He looked about to step away, and Drew found herself speaking in a rush. “If you think of anything I might use for the supplemental, please do give me a call.”

“Unfortunately,” he said, looking away, “I don’t believe I have any ancillary materials.”

“Well, I just wanted to be sure to ask.” Drew felt oddly disappointed, although really she hadn’t expected much from him. But even after he had wished her a good afternoon and ducked his way out the door—as if he were too tall, too big-shouldered, for it—Drew felt somehow hurt that he had not wanted to help her.

 

A
MONTH LATER
Nina is installed in the communal apartment, which she and Viktor share with thirty-three other people.
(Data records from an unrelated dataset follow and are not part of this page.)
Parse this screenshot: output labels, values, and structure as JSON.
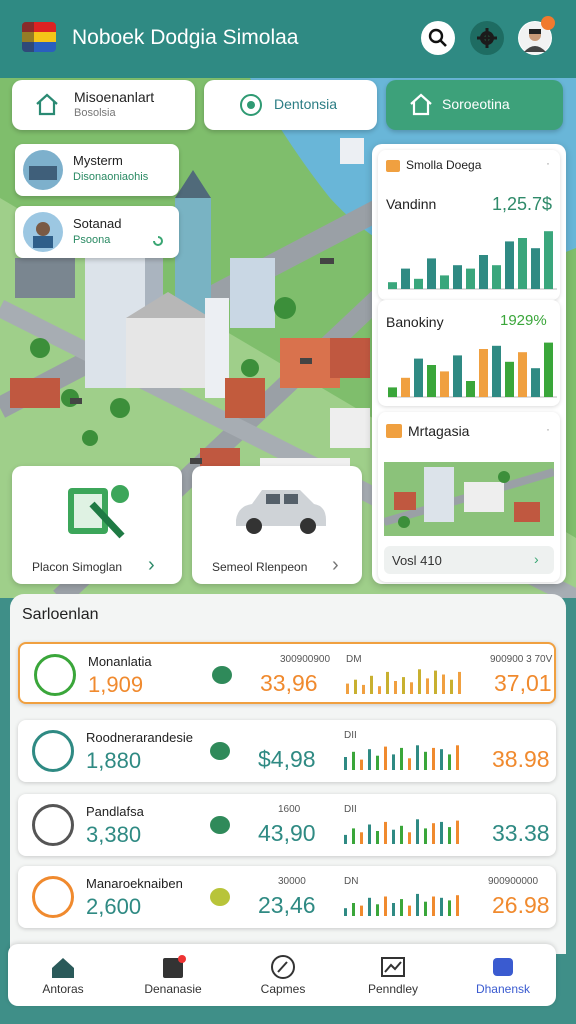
{
  "header": {
    "title": "Noboek Dodgia Simolaa",
    "colors": {
      "bar": "#2f8a83",
      "accent_green": "#3aa673",
      "accent_orange": "#f0a040"
    }
  },
  "nav_cards": [
    {
      "title": "Misoenanlart",
      "subtitle": "Bosolsia",
      "icon": "home-icon"
    },
    {
      "title": "Dentonsia",
      "icon": "target-icon"
    },
    {
      "title": "Soroeotina",
      "icon": "home-outline-icon"
    }
  ],
  "mini_cards": [
    {
      "title": "Mysterm",
      "subtitle": "Disonaoniaohis"
    },
    {
      "title": "Sotanad",
      "subtitle": "Psoona"
    }
  ],
  "right_panel": {
    "header": "Smolla Doega",
    "chart1": {
      "label": "Vandinn",
      "value": "1,25.7$"
    },
    "chart2": {
      "label": "Banokiny",
      "value": "1929%"
    },
    "map_label": "Mrtagasia",
    "footer_value": "Vosl 410"
  },
  "chart_data": [
    {
      "type": "bar",
      "series": [
        {
          "values": [
            0.1,
            0.3,
            0.15,
            0.45,
            0.2,
            0.35,
            0.3,
            0.5,
            0.35,
            0.7,
            0.75,
            0.6,
            0.85
          ]
        }
      ]
    },
    {
      "type": "bar",
      "series": [
        {
          "values": [
            0.15,
            0.3,
            0.6,
            0.5,
            0.4,
            0.65,
            0.25,
            0.75,
            0.8,
            0.55,
            0.7,
            0.45,
            0.85
          ]
        }
      ]
    }
  ],
  "city_cards": [
    {
      "label": "Placon Simoglan",
      "icon": "tools-icon"
    },
    {
      "label": "Semeol Rlenpeon",
      "icon": "car-image"
    }
  ],
  "stats": {
    "title": "Sarloenlan",
    "rows": [
      {
        "name": "Monanlatia",
        "value": "1,909",
        "sub1": "300900900",
        "sub2": "DM",
        "amount": "33,96",
        "sub3": "900900 3 70V",
        "right": "37,01",
        "icon": "document-icon",
        "highlight": true,
        "bars": [
          0.4,
          0.55,
          0.35,
          0.7,
          0.3,
          0.85,
          0.5,
          0.65,
          0.45,
          0.95,
          0.6,
          0.9,
          0.75,
          0.55,
          0.85
        ]
      },
      {
        "name": "Roodnerarandesie",
        "value": "1,880",
        "sub1": "",
        "sub2": "DII",
        "amount": "$4,98",
        "sub3": "",
        "right": "38.98",
        "icon": "plant-icon",
        "highlight": false,
        "bars": [
          0.5,
          0.7,
          0.4,
          0.8,
          0.55,
          0.9,
          0.6,
          0.85,
          0.45,
          0.95,
          0.7,
          0.85,
          0.8,
          0.6,
          0.95
        ]
      },
      {
        "name": "Pandlafsa",
        "value": "3,380",
        "sub1": "1600",
        "sub2": "DII",
        "amount": "43,90",
        "sub3": "",
        "right": "33.38",
        "icon": "building-icon",
        "highlight": false,
        "bars": [
          0.35,
          0.6,
          0.45,
          0.75,
          0.5,
          0.85,
          0.55,
          0.7,
          0.45,
          0.95,
          0.6,
          0.8,
          0.85,
          0.65,
          0.9
        ]
      },
      {
        "name": "Manaroeknaiben",
        "value": "2,600",
        "sub1": "30000",
        "sub2": "DN",
        "amount": "23,46",
        "sub3": "900900000",
        "right": "26.98",
        "icon": "card-icon",
        "highlight": false,
        "bars": [
          0.3,
          0.5,
          0.4,
          0.7,
          0.45,
          0.75,
          0.5,
          0.65,
          0.4,
          0.85,
          0.55,
          0.75,
          0.7,
          0.6,
          0.8
        ]
      }
    ]
  },
  "tabs": [
    {
      "label": "Antoras",
      "icon": "home-icon"
    },
    {
      "label": "Denanasie",
      "icon": "document-icon"
    },
    {
      "label": "Capmes",
      "icon": "compass-icon"
    },
    {
      "label": "Penndley",
      "icon": "chart-icon"
    },
    {
      "label": "Dhanensk",
      "icon": "wallet-icon"
    }
  ]
}
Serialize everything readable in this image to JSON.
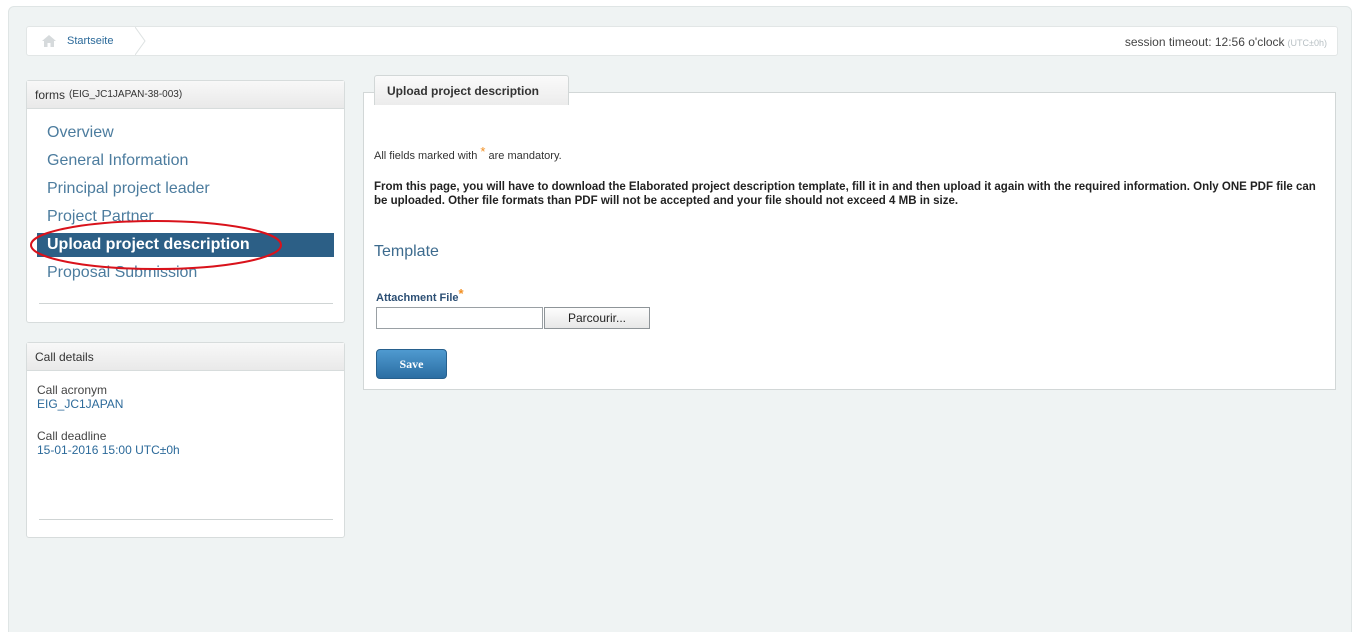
{
  "breadcrumb": {
    "home_label": "Startseite"
  },
  "session": {
    "text": "session timeout: 12:56 o'clock",
    "tz": "(UTC±0h)"
  },
  "forms_panel": {
    "title": "forms",
    "code": "(EIG_JC1JAPAN-38-003)",
    "items": [
      {
        "label": "Overview"
      },
      {
        "label": "General Information"
      },
      {
        "label": "Principal project leader"
      },
      {
        "label": "Project Partner"
      },
      {
        "label": "Upload project description",
        "active": true
      },
      {
        "label": "Proposal Submission"
      }
    ]
  },
  "call_details": {
    "title": "Call details",
    "acronym_label": "Call acronym",
    "acronym_value": "EIG_JC1JAPAN",
    "deadline_label": "Call deadline",
    "deadline_value": "15-01-2016 15:00 UTC±0h"
  },
  "main": {
    "tab_label": "Upload project description",
    "mandatory_prefix": "All fields marked with",
    "mandatory_star": "*",
    "mandatory_suffix": "are mandatory.",
    "instructions": "From this page, you will have to download the Elaborated project description template, fill it in and then upload it again with the required information. Only ONE PDF file can be uploaded. Other file formats than PDF will not be accepted and your file should not exceed 4 MB in size.",
    "template_title": "Template",
    "attachment_label": "Attachment File",
    "attachment_star": "*",
    "browse_label": "Parcourir...",
    "save_label": "Save"
  },
  "colors": {
    "accent": "#2c5f86",
    "link": "#2c6a9a",
    "required_star": "#f28f22",
    "annotation": "#d9121b"
  }
}
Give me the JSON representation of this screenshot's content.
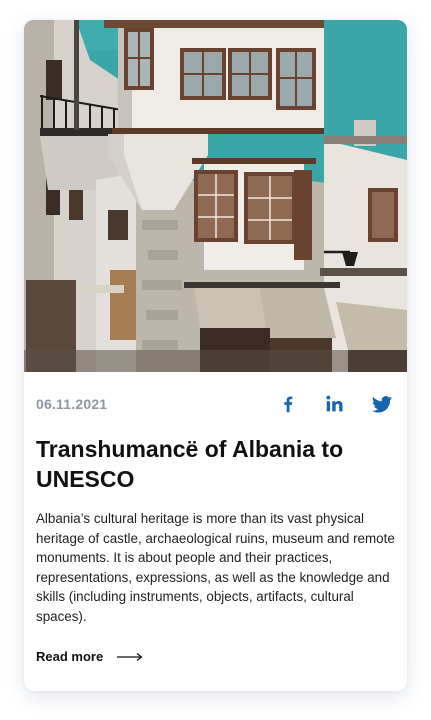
{
  "card": {
    "date": "06.11.2021",
    "title": "Transhumancë of Albania to UNESCO",
    "body": "Albania’s cultural heritage is more than its vast physical heritage of castle, archaeological ruins, museum and remote monuments. It is about people and their practices, representations, expressions, as well as the knowledge and skills (including instruments, objects, artifacts, cultural spaces).",
    "read_more_label": "Read more",
    "image_alt": "Stone houses with wooden bay windows in an old town"
  },
  "share": {
    "items": [
      {
        "name": "facebook",
        "icon": "facebook-icon"
      },
      {
        "name": "linkedin",
        "icon": "linkedin-icon"
      },
      {
        "name": "twitter",
        "icon": "twitter-icon"
      }
    ],
    "color": "#1767b0"
  },
  "colors": {
    "share_icons": "#1767b0",
    "date": "#8e969f",
    "title": "#111111",
    "sky": "#3aa6a8"
  }
}
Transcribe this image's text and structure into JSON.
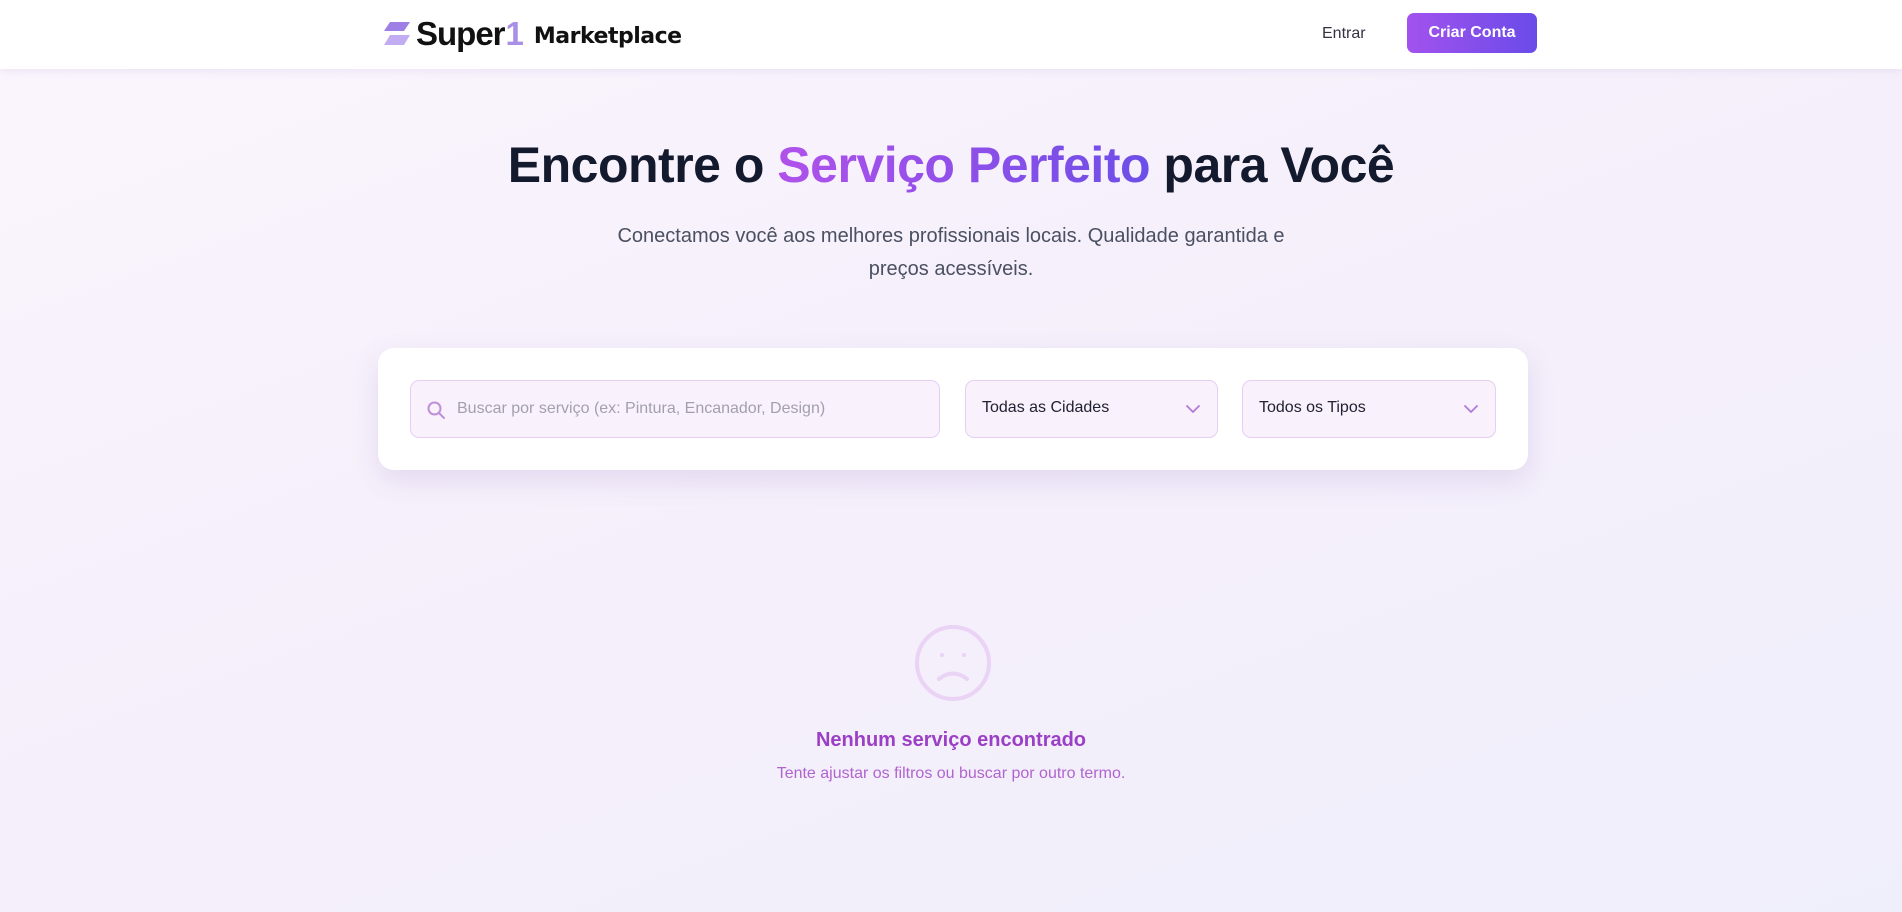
{
  "header": {
    "logo_super": "Super",
    "logo_one": "1",
    "logo_marketplace": "Marketplace",
    "login_label": "Entrar",
    "signup_label": "Criar Conta"
  },
  "hero": {
    "title_start": "Encontre o ",
    "title_accent": "Serviço Perfeito",
    "title_end": " para Você",
    "subtitle_line1": "Conectamos você aos melhores profissionais locais. Qualidade garantida e",
    "subtitle_line2": "preços acessíveis."
  },
  "search": {
    "placeholder": "Buscar por serviço (ex: Pintura, Encanador, Design)",
    "value": "",
    "city_selected": "Todas as Cidades",
    "type_selected": "Todos os Tipos"
  },
  "empty_state": {
    "icon": "sad-face-icon",
    "title": "Nenhum serviço encontrado",
    "message": "Tente ajustar os filtros ou buscar por outro termo."
  },
  "colors": {
    "brand_gradient_start": "#a252ee",
    "brand_gradient_end": "#6a4be8",
    "heading": "#141a2e",
    "empty_title": "#9b3fc6",
    "empty_text": "#b064cf",
    "field_bg": "#f9f1fc"
  }
}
A big kitchen with three stoves and six tables, and hanging laundry everywhere. The clunky black telephone, always either in use or ringing, at the end of the hall just outside their door. One toilet and washroom, always a wait. Now that she is right at Theatre Square, though, Nina simply runs to the Bolshoi when she needs a bathroom. It is one of the privileges she is daily thankful for—like the portable stove, which she and Viktor use to heat their room, and Viktor’s stipend from the Moscow Literary Fund, and the bread they receive from the Writers Union, and the retired woman, Darya, who cooks and cleans for them daily.

On the same floor with them, each with their own family, are two other dancers, four opera soloists, a playwright, a painter, a cellist, and three actors. One of the ballerinas goes around in a silk dressing gown that is always flapping open, and the cellist’s husband spends much of each day in the bathtub. The playwright is always screaming at his wife. Two of the opera singers, both tenors, with rooms at opposite ends of the corridor, practice at the same time, as if trying to drown each other out. The children of the family across the hall own a small, frightened cat that wanders the building mewing and whining.

“The Armenians,” Nina discovers, are the family to their right, with three children. The father is an artist known for his paintings of Stalin.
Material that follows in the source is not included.